Znajdujący się na przejściu, a nie przy przejściu...
Wypadek widziałem osobiście (niestety) - to nie było na przejściu. Kierowca nie widział tej pani. Wina? Ty byłbym ostrożny. W sumie po obu stronach. On sie nie upewnił, że może ruszyć. Pani chciała ominąć pojazd zastawiający przejście (ciężarówka tak tam musi) i nie poczekała.
23:58.Tak myślałam, że właśnie przejście przy pasach było zajęte przez stojącego tira i ta pani pewnie sądziła,że zdąży go ominąć i przejść na druga stronę ulicy.Od rana ktoś tu sztucznie rozwijał temat tego pierwszeństwa na przejściu(przy okazji ubliżając wszystkim)a w naszym mieście naprawdę nie jest źle, jeśli chodzi o kulturę kierowców(zdarzają się niechlubne wyjątki i to przeważnie młodzi kierowcy).Najczęściej jednak piesi są przepuszczani na przejściach, ale też trzeba bardzo uważać,bo czasem jadący drugim pasem nie zatrzymują się (korzystając bezwzględnie z przywileju pierwszeństwa) i nieszczęście gotowe.Myślę,że problem nie jest rozwiązany prawnie należycie i ponownie powinien stanąć pod obrady sejmu, choćby nawet z uwagi na możliwość wypadków z przyczyn, jak wyżej napisałam.Niektórzy wsiadając do samochodu czują się panami życia i zachowują się poniżej krytyki zapominając, że piesi też są uczestnikami ruchu drogowego, a nie zbędnymi przeszkodami.Czasem wystarczy odrobina dobrej woli i dlatego zawsze grzecznie dziękuję, jeśli ktoś miły zatrzyma się, aby mnie przepuścić.Tak strasznie mało ostatnio życzliwości wśród ludzi ogólnie i szkoda, bo nawet nie wiedzą, jak fajnie jest być miłym człowiekiem.
Bzdury piszesz. Jak nie masz pojęcia o przepisach to nie mąć ludziom w głowach.
Zapamiętaj sobie!
Pieszy ma pierwszeństwo na pasach, a nie jak stoi przed
14:50
Bardzo lubię taki ton wypowiedzi(: Jak już jesteś takim "autorytetem", to może się podpisz imieniem i nazwiskiem.Wtedy przy okazji będzie wiadomo, kto jest taki wyjątkowo "miły".Tak na marginesie, ty też czasem jesteś pieszym i wtedy uważaj.Zapamiętaj sobie!

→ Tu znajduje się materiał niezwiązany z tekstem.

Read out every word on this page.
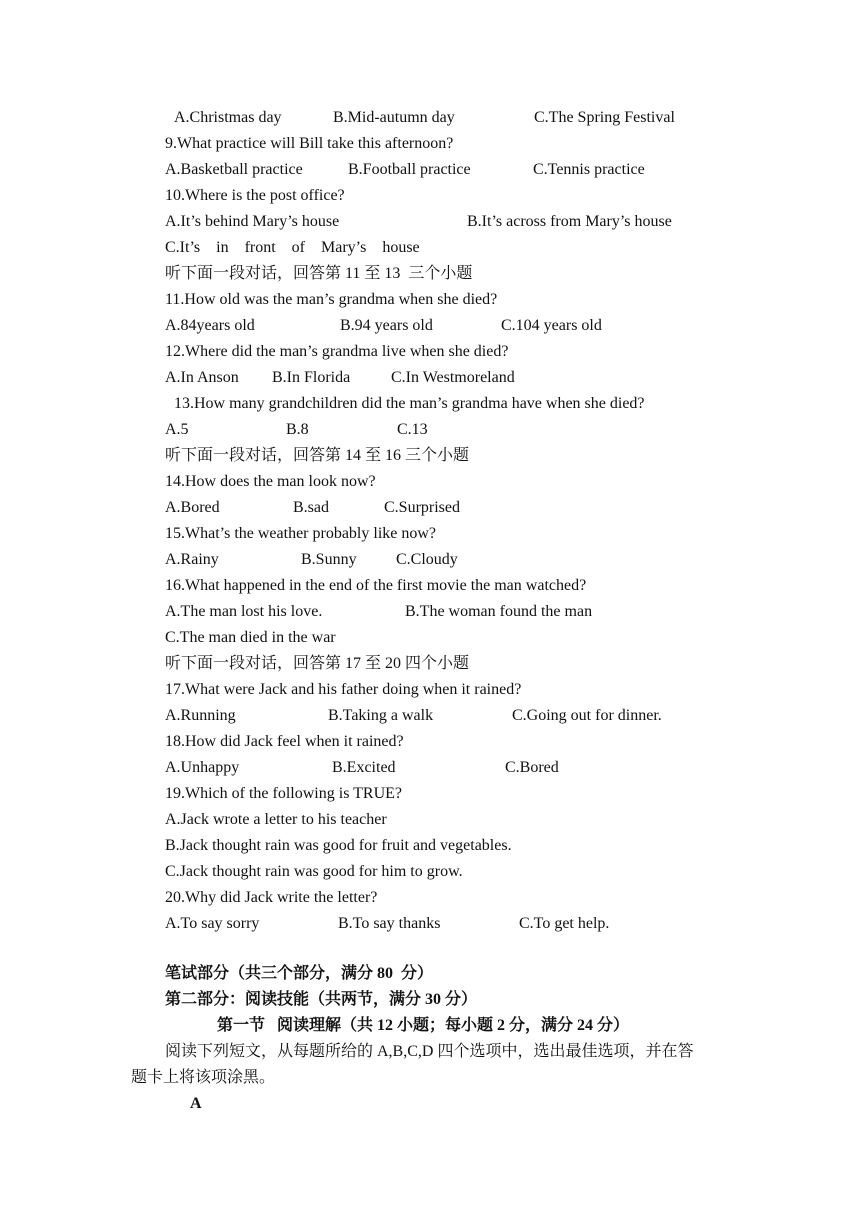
A.Christmas day	B.Mid-autumn day	C.The Spring Festival
9.What practice will Bill take this afternoon?
A.Basketball practice	B.Football practice	C.Tennis practice
10.Where is the post office?
A.It’s behind Mary’s house	B.It’s across from Mary’s house
C.It’s    in    front    of    Mary’s    house
听下面一段对话，回答第 11 至 13  三个小题
11.How old was the man’s grandma when she died?
A.84years old	B.94 years old	C.104 years old
12.Where did the man’s grandma live when she died?
A.In Anson B.In Florida	C.In Westmoreland
13.How many grandchildren did the man’s grandma have when she died?
A.5	B.8	C.13
听下面一段对话，回答第 14 至 16 三个小题
14.How does the man look now?
A.Bored	B.sad	C.Surprised
15.What’s the weather probably like now?
A.Rainy	B.Sunny C.Cloudy
16.What happened in the end of the first movie the man watched?
A.The man lost his love.	B.The woman found the man
C.The man died in the war
听下面一段对话，回答第 17 至 20 四个小题
17.What were Jack and his father doing when it rained?
A.Running	B.Taking a walk	C.Going out for dinner.
18.How did Jack feel when it rained?
A.Unhappy	B.Excited	C.Bored
19.Which of the following is TRUE?
A.Jack wrote a letter to his teacher
B.Jack thought rain was good for fruit and vegetables.
C.Jack thought rain was good for him to grow.
20.Why did Jack write the letter?
A.To say sorry	B.To say thanks	C.To get help.
笔试部分（共三个部分，满分 80  分）
第二部分：阅读技能（共两节，满分 30 分）
第一节   阅读理解（共 12 小题；每小题 2 分，满分 24 分）
阅读下列短文，从每题所给的 A,B,C,D 四个选项中，选出最佳选项，并在答
题卡上将该项涂黑。
A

Jaki problem skoro twierdzisz, że jak dochodzisz do przejścia masz pierwszeństwo to postępuj według tych zasad, tylko nie miej pretensji jak ktoś zrobi ci z du...y garaż a na nagrobku niech ci napiszą, że tu leży ten co miał pierwszeństwo.
A skąd ta "5-tka do odsiadki"? Jeśli pieszy dopuszcza się wtargnięcia przed jadący pojazd, to nawet jeśli zginie na miejscu, to on jest sprawcą wypadku, a nie kierowca, więc nie ma najmniejszej podstawy aby go karać choćby mandatem, a co dopiero odsiadką.